First I addressed the age old question, “What’s Plan-B?” I had planned so much of my life around the prospects of motherhood. I was left reeling when I realized that might not come to fruition. When we are young, we are given baby dolls to nurture that instill in us the value of being a caretaker. Through my work here at The Women’s Center, I came to a realization. Yes, I’d be a great mother. But I’d probably be good at a lot of things if I give myself room to explore other avenues. Iris Waichler reminds us, “Spend some time thinking about how many other different ways you can identify yourself. You may be a sibling, a friend, a wife. Perhaps you are a person with a solid career and professional skills, and proud personal achievements that occurred before the word infertility ever entered your consciousness.” So, motherhood may not happen for me. That’s not the end of the world. There’s infinite possibilities at our disposals. Infertility has taught me about recognizing my worth as a woman. My worth and possibility as a person reaches far beyond my fertility, or lack thereof.

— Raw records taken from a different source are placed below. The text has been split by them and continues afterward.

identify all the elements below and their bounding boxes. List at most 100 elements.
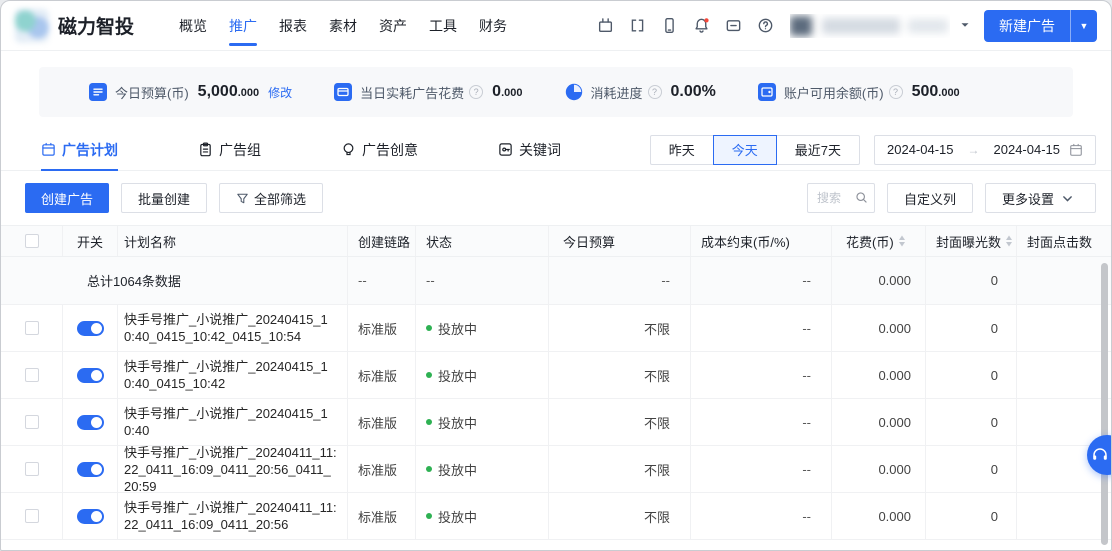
help-icon[interactable]: ? [647, 85, 662, 99]
help-icon[interactable]: ? [888, 85, 903, 99]
row-checkbox[interactable] [24, 368, 39, 382]
ad-plan-table: 开关 计划名称 创建链路 状态 今日预算 成本约束(币/%) 花费(币) 封面曝… [1, 225, 1111, 540]
help-icon[interactable]: ? [469, 85, 484, 99]
nav-item-assets[interactable]: 资产 [368, 1, 418, 51]
more-settings-button[interactable]: 更多设置 [984, 183, 1096, 213]
headset-icon [1093, 448, 1107, 460]
plan-status: 投放中 [416, 305, 549, 351]
plan-impressions: 0 [926, 352, 1017, 398]
summary-impressions: 0 [926, 257, 1017, 304]
search-box [806, 183, 875, 213]
preset-today[interactable]: 今天 [712, 134, 777, 165]
status-dot-icon [426, 513, 432, 519]
batch-create-button[interactable]: 批量创建 [121, 183, 208, 213]
nav-item-overview[interactable]: 概览 [168, 1, 218, 51]
col-header-today-budget: 今日预算 [549, 226, 691, 256]
filter-all-button[interactable]: 全部筛选 [219, 183, 324, 213]
nav-item-promotion[interactable]: 推广 [218, 1, 268, 51]
main-nav: 概览 推广 报表 素材 资产 工具 财务 [168, 1, 518, 51]
stat-spend-progress: 消耗进度 ? 0.00% [565, 83, 716, 102]
plan-impressions: 0 [926, 305, 1017, 351]
plan-cost: -- [691, 305, 832, 351]
sort-control-spend[interactable] [898, 235, 906, 247]
plan-name[interactable]: 快手号推广_小说推广_20240411_11:22_0411_16:09_041… [124, 499, 337, 533]
nav-item-materials[interactable]: 素材 [318, 1, 368, 51]
row-toggle-on[interactable] [76, 320, 104, 336]
date-range-picker[interactable]: 2024-04-15 → 2024-04-15 [874, 134, 1096, 165]
table-row: 快手号推广_小说推广_20240415_10:40_0415_10:42_041… [1, 305, 1111, 352]
col-header-cost-constraint: 成本约束(币/%) [691, 226, 832, 256]
plan-spend: 0.000 [832, 399, 926, 445]
plan-name[interactable]: 快手号推广_小说推广_20240415_10:40 [124, 405, 337, 439]
tab-ad-creative[interactable]: 广告创意 [341, 129, 418, 171]
status-dot-icon [426, 372, 432, 378]
new-ad-dropdown-icon[interactable]: ▼ [1071, 10, 1097, 42]
create-ad-button[interactable]: 创建广告 [25, 183, 110, 213]
sort-control-impressions[interactable] [1005, 235, 1013, 247]
row-checkbox[interactable] [24, 321, 39, 335]
budget-icon [89, 83, 107, 101]
plan-spend: 0.000 [832, 305, 926, 351]
phone-icon[interactable] [661, 17, 678, 34]
message-icon[interactable] [725, 17, 742, 34]
search-icon[interactable] [855, 191, 868, 204]
plan-clicks [1017, 493, 1111, 539]
tab-keywords[interactable]: 关键词 [498, 129, 561, 171]
plan-impressions: 0 [926, 493, 1017, 539]
preset-last7days[interactable]: 最近7天 [775, 134, 860, 165]
tv-icon[interactable] [597, 17, 614, 34]
row-toggle-on[interactable] [76, 367, 104, 383]
nav-item-tools[interactable]: 工具 [418, 1, 468, 51]
bell-icon[interactable] [693, 17, 710, 34]
vertical-scrollbar[interactable] [1101, 263, 1108, 545]
table-summary-row: 总计1064条数据 -- -- -- -- 0.000 0 [1, 257, 1111, 305]
plan-status: 投放中 [416, 493, 549, 539]
tab-ad-group[interactable]: 广告组 [198, 129, 261, 171]
preset-yesterday[interactable]: 昨天 [649, 134, 714, 165]
date-start: 2024-04-15 [887, 142, 954, 157]
row-checkbox[interactable] [24, 509, 39, 523]
window-switch-icon[interactable] [629, 17, 646, 34]
plan-cost: -- [691, 352, 832, 398]
scrollbar-thumb[interactable] [1101, 263, 1108, 545]
brand-name: 磁力智投 [58, 17, 135, 38]
row-checkbox[interactable] [24, 462, 39, 476]
stat-available-balance: 账户可用余额(币) ? 500.000 [757, 83, 960, 102]
summary-clicks [1017, 257, 1111, 304]
col-header-plan-name: 计划名称 [118, 226, 348, 256]
col-header-cover-impressions: 封面曝光数 [926, 226, 1017, 256]
plan-budget: 不限 [549, 352, 691, 398]
row-toggle-on[interactable] [76, 508, 104, 524]
plan-name[interactable]: 快手号推广_小说推广_20240415_10:40_0415_10:42 [124, 358, 337, 392]
nav-item-reports[interactable]: 报表 [268, 1, 318, 51]
select-all-checkbox[interactable] [24, 234, 39, 248]
app-window: 磁力智投 概览 推广 报表 素材 资产 工具 财务 新建广告 ▼ 今日预算(币)… [0, 0, 1112, 551]
plan-create-link: 标准版 [348, 446, 416, 492]
summary-total: 总计1064条数据 [1, 257, 348, 304]
table-body: 快手号推广_小说推广_20240415_10:40_0415_10:42_041… [1, 305, 1111, 540]
row-checkbox[interactable] [24, 415, 39, 429]
table-header: 开关 计划名称 创建链路 状态 今日预算 成本约束(币/%) 花费(币) 封面曝… [1, 225, 1111, 257]
col-header-cover-clicks: 封面点击数 [1027, 234, 1093, 250]
plan-name[interactable]: 快手号推广_小说推广_20240415_10:40_0415_10:42_041… [124, 311, 337, 345]
custom-columns-button[interactable]: 自定义列 [886, 183, 973, 213]
plan-cost: -- [691, 493, 832, 539]
new-ad-button[interactable]: 新建广告 [984, 10, 1070, 42]
account-name[interactable] [790, 14, 950, 38]
brand-logo [15, 8, 49, 43]
row-toggle-on[interactable] [76, 414, 104, 430]
account-caret-icon[interactable] [960, 17, 970, 35]
creative-icon [343, 143, 354, 156]
spend-icon [334, 83, 353, 101]
plan-clicks [1017, 352, 1111, 398]
plan-budget: 不限 [549, 305, 691, 351]
plan-create-link: 标准版 [348, 352, 416, 398]
row-toggle-on[interactable] [76, 461, 104, 477]
plan-status: 投放中 [416, 399, 549, 445]
nav-item-finance[interactable]: 财务 [468, 1, 518, 51]
plan-budget: 不限 [549, 446, 691, 492]
help-icon[interactable] [757, 17, 774, 34]
plan-name[interactable]: 快手号推广_小说推广_20240411_11:22_0411_16:09_041… [124, 446, 337, 492]
modify-budget-link[interactable]: 修改 [268, 84, 292, 101]
tab-ad-plan[interactable]: 广告计划 [41, 129, 118, 171]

It is easy to see your body as the enemy when it doesn’t work in the way you want it to. I eventually learned to love own my body; broken parts and all. Gloria Steinem reminds us, “Each individual woman’s body demands to be accepted on its own terms.” At the end of the day. It isn’t the final say in motherhood. That took a while to grasp for me. We do have options if we so choose to pursue them. There are fertility drugs, surgery, in vitro fertilization, adoption, and many other choices. At the end of the day, I realize that I’m not completely at the mercy of my body. I have much more power and choice than I realize. Mothers aren’t defined just by their ability to bear children, and that’s an important conclusion to come to when you are dealing with infertility.

And finally, I learned the importance of self-care. I’m not going to pretend that fertility issues don’t make me sad. They do. I think it’s completely okay and necessary to mourn the things that just may not be. With that being said, it is also a necessity to provide some self-care at those times I’m mourning. Self-care is an intentional act in which to help care for your emotional and mental wellbeing. Lucille Ball says, “You really have to love yourself to get anything done in this world.” On those days of grief and insecurity, it’s essential to actively be kind to yourself. Sometimes the most radical thing you can do, is just care for yourself.

To my fellow sufferers of infertility, I’ll leave you with this:

You are power. You are worthy. And you are not alone.